Counterflashing is pulling away from
the chimney. In the top photo, expansion and
contraction have caused a failure of the caulk used to seal the
surface-mounted counterflashing to the chimney. In the bottom
photo, a too-shallow flange in the counterflashing has allowed
water to get behind the flashing when the brick gets saturated
in a heavy rain.
Install the counterflashing between
courses of brick as the chimney is being laid up.
The minimum width flange for counterflashing inserted into a
brick chimney is 1-1/4 inches.
For existing masonry, cut a 1-1/2-inch-deep kerf into a
mortar joint with an abrasive blade. Run a bead of caulk along
a 1/4-inch hem turned up on the back edge of the flange, then
slide the flange into the kerf. The hem will compress slightly,
holding the flange in place. Finally, caulk the top of the
flange where it enters the kerf to keep excess water out.

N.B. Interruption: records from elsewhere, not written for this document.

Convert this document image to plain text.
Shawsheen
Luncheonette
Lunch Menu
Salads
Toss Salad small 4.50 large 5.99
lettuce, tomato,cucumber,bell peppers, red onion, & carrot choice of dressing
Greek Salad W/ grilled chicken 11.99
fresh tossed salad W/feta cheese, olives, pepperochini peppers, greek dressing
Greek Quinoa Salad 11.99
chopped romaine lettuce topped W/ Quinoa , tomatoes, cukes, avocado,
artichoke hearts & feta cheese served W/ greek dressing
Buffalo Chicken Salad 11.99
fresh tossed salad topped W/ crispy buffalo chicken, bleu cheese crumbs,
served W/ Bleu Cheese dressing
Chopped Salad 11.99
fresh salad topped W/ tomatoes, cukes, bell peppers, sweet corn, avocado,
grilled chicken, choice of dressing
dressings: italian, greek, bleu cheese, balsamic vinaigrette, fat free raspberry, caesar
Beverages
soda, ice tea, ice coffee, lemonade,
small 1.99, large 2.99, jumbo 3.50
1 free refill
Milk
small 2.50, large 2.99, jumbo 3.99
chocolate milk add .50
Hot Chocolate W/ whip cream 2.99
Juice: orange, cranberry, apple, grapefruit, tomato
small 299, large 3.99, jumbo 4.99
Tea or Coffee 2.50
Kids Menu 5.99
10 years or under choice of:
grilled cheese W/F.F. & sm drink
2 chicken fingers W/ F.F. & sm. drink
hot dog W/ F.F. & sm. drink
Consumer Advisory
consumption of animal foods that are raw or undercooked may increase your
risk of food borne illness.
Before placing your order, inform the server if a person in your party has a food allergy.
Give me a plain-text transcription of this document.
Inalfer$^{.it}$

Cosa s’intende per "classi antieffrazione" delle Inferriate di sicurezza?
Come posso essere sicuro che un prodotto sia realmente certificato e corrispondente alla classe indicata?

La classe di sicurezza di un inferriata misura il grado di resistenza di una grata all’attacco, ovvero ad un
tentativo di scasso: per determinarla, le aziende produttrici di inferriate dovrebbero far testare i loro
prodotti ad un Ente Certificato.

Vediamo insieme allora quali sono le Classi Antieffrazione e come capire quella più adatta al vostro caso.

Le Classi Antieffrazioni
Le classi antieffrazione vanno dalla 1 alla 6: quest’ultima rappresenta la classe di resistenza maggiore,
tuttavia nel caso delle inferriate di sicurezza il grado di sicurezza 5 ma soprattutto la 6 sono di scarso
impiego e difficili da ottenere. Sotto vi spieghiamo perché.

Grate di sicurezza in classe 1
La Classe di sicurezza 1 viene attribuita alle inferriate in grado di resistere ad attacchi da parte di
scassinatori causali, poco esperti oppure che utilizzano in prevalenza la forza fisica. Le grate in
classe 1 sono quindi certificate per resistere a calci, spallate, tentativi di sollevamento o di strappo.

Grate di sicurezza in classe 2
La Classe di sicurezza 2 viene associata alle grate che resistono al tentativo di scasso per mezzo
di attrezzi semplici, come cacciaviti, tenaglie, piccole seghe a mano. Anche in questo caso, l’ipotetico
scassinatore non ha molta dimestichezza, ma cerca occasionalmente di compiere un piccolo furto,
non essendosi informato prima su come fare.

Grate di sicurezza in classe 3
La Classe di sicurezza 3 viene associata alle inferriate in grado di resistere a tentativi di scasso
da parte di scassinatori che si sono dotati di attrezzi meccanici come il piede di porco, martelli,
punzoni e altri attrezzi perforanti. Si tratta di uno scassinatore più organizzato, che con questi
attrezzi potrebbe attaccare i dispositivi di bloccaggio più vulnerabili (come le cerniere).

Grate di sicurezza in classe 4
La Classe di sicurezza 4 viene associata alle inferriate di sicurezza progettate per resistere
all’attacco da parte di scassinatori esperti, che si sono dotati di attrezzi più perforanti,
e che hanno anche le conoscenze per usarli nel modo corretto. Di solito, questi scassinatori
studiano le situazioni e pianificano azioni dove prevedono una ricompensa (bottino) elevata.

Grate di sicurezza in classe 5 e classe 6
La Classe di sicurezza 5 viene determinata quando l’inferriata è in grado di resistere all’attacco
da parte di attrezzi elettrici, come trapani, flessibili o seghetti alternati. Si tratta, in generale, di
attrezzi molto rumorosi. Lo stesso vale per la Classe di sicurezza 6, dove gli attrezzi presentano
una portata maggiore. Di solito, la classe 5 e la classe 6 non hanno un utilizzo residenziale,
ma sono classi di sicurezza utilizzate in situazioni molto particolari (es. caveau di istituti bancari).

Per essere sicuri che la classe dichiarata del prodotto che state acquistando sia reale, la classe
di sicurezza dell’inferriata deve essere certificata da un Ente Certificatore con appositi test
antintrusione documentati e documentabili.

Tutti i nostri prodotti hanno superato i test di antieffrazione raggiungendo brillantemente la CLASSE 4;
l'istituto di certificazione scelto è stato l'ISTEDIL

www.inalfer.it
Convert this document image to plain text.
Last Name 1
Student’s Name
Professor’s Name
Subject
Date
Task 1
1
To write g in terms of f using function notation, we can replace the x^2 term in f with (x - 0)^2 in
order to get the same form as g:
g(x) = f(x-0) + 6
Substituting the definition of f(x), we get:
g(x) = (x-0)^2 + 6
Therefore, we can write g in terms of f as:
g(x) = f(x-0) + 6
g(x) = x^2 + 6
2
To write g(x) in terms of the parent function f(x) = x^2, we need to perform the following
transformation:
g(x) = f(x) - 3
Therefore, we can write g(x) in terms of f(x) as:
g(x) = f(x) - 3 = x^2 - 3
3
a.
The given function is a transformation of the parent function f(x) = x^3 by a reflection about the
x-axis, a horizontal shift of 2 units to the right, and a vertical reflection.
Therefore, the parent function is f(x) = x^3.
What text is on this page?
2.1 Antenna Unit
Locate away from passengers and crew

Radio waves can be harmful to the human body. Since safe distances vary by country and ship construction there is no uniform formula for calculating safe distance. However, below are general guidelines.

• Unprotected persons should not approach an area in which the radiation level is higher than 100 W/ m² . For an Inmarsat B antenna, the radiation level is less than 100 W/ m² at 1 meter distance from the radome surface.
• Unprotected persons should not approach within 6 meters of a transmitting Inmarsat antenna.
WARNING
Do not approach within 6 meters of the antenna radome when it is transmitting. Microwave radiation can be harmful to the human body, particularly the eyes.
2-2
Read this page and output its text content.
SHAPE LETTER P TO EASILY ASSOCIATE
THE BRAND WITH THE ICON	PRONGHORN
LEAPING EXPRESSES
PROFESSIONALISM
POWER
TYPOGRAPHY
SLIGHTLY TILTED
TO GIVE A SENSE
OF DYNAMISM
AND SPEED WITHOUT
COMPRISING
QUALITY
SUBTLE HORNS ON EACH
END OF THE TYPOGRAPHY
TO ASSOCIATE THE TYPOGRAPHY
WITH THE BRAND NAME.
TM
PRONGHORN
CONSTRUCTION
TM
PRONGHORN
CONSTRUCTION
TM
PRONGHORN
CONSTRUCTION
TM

Failure of caulk between stucco and
flashing. Don't depend on caulk or roofing cement to
keep water out of a crack anywhere on a roof, especially if the
crack is between dissimilar materials, which expand and
contract at different rates. Caulk has its uses, but it should
not be relied upon as the primary barrier against water
that permit some movement. When stucco
will be used above counterflashing, the counterflashing should
be installed first, behind the stucco, and the felt
underlayment should be lapped over the counterflashing.